Robert Works Fuller, a physicist and former president of Oberlin College, who worked closely with Putnam in the 1960s, told me in 2012, “Putnam really should be regarded as one of the great philosophers of the 20th century. Yet he’s completely unknown.”
His ideas, insofar as I understood them, do sound remarkable and prescient. But I’m bringing it to LH for this tidbit:
Just then, a perfect opportunity arose to present Putnam to the public. Wheeler was invited by the Neurosciences Research Program at MIT to speak at their March 1975 meeting on “reality and consciousness.” He insisted he could only do it as half of a pair. […]
I listened to the meeting, recorded on a reel-to-reel, stowed away in the archives at MIT. Here, finally, was Putnam’s chance to explain his ideas to the top neuroscientists of the time. I pressed the headphones tight against my ears.

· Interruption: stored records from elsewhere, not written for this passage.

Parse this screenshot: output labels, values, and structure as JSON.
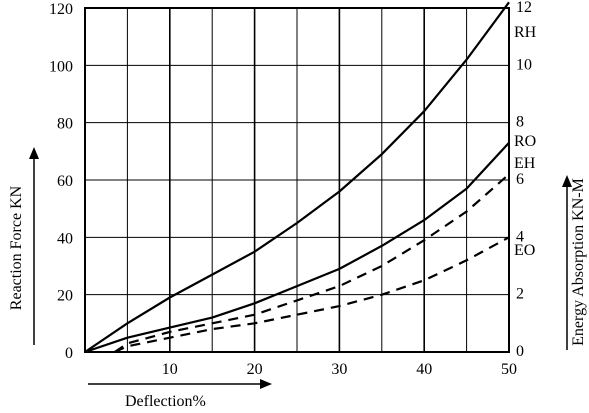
{
  "chart_data": {
    "type": "line",
    "title": "",
    "xlabel": "Deflection%",
    "ylabel_left": "Reaction Force KN",
    "ylabel_right": "Energy Absorption KN-M",
    "xlim": [
      0,
      50
    ],
    "ylim_left": [
      0,
      120
    ],
    "ylim_right": [
      0,
      12
    ],
    "grid": true,
    "x_ticks": [
      10,
      20,
      30,
      40,
      50
    ],
    "y_ticks_left": [
      0,
      20,
      40,
      60,
      80,
      100,
      120
    ],
    "y_ticks_right": [
      0,
      2,
      4,
      6,
      8,
      10,
      12
    ],
    "series": [
      {
        "name": "RH",
        "axis": "left",
        "style": "solid",
        "x": [
          0,
          5,
          10,
          15,
          20,
          25,
          30,
          35,
          40,
          45,
          50
        ],
        "y": [
          0,
          10,
          19,
          27,
          35,
          45,
          56,
          69,
          84,
          102,
          122
        ]
      },
      {
        "name": "RO",
        "axis": "left",
        "style": "solid",
        "x": [
          0,
          5,
          10,
          15,
          20,
          25,
          30,
          35,
          40,
          45,
          50
        ],
        "y": [
          0,
          5,
          8.5,
          12,
          17,
          23,
          29,
          37,
          46,
          57,
          73
        ]
      },
      {
        "name": "EH",
        "axis": "right",
        "style": "dashed",
        "x": [
          3.5,
          5,
          10,
          15,
          20,
          25,
          30,
          35,
          40,
          45,
          50
        ],
        "y": [
          0,
          0.3,
          0.7,
          1.0,
          1.3,
          1.8,
          2.3,
          3.0,
          3.9,
          4.9,
          6.2
        ]
      },
      {
        "name": "EO",
        "axis": "right",
        "style": "dashed",
        "x": [
          3.5,
          5,
          10,
          15,
          20,
          25,
          30,
          35,
          40,
          45,
          50
        ],
        "y": [
          0,
          0.2,
          0.5,
          0.8,
          1.0,
          1.3,
          1.6,
          2.0,
          2.5,
          3.2,
          4.0
        ]
      }
    ]
  }
}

Wheeler had just finished speaking about the observer in quantum mechanics and introduced Putnam with a warning. “Some terms Peter uses, one needs a glossary to translate.” Wheeler placed a transparency on the projector—he’d made an actual glossary of Putnam’s terms. The crowd burst into laughter. I didn’t have to see Putnam’s face to feel it growing hot. When he began to speak, he stuttered.
“You only perceive signals that are useful for shaping behavior … A game is a special kind of mathematics … But for a game you need a goal function … We’re suggesting that the category repetition is a candidate … You’re searching for rules of choice that allow a repeating or self-reproducing path … There’s a transcendental core to the laws of physics themselves …”
The crowd grew restless. Wheeler’s talk had gone long, and there wasn’t time for Putnam to finish. The neuroscientists headed out for lunch and the tape cut out.
There are probably quite a few people who would benefit from such a glossary when they give talks. Thanks, Nick!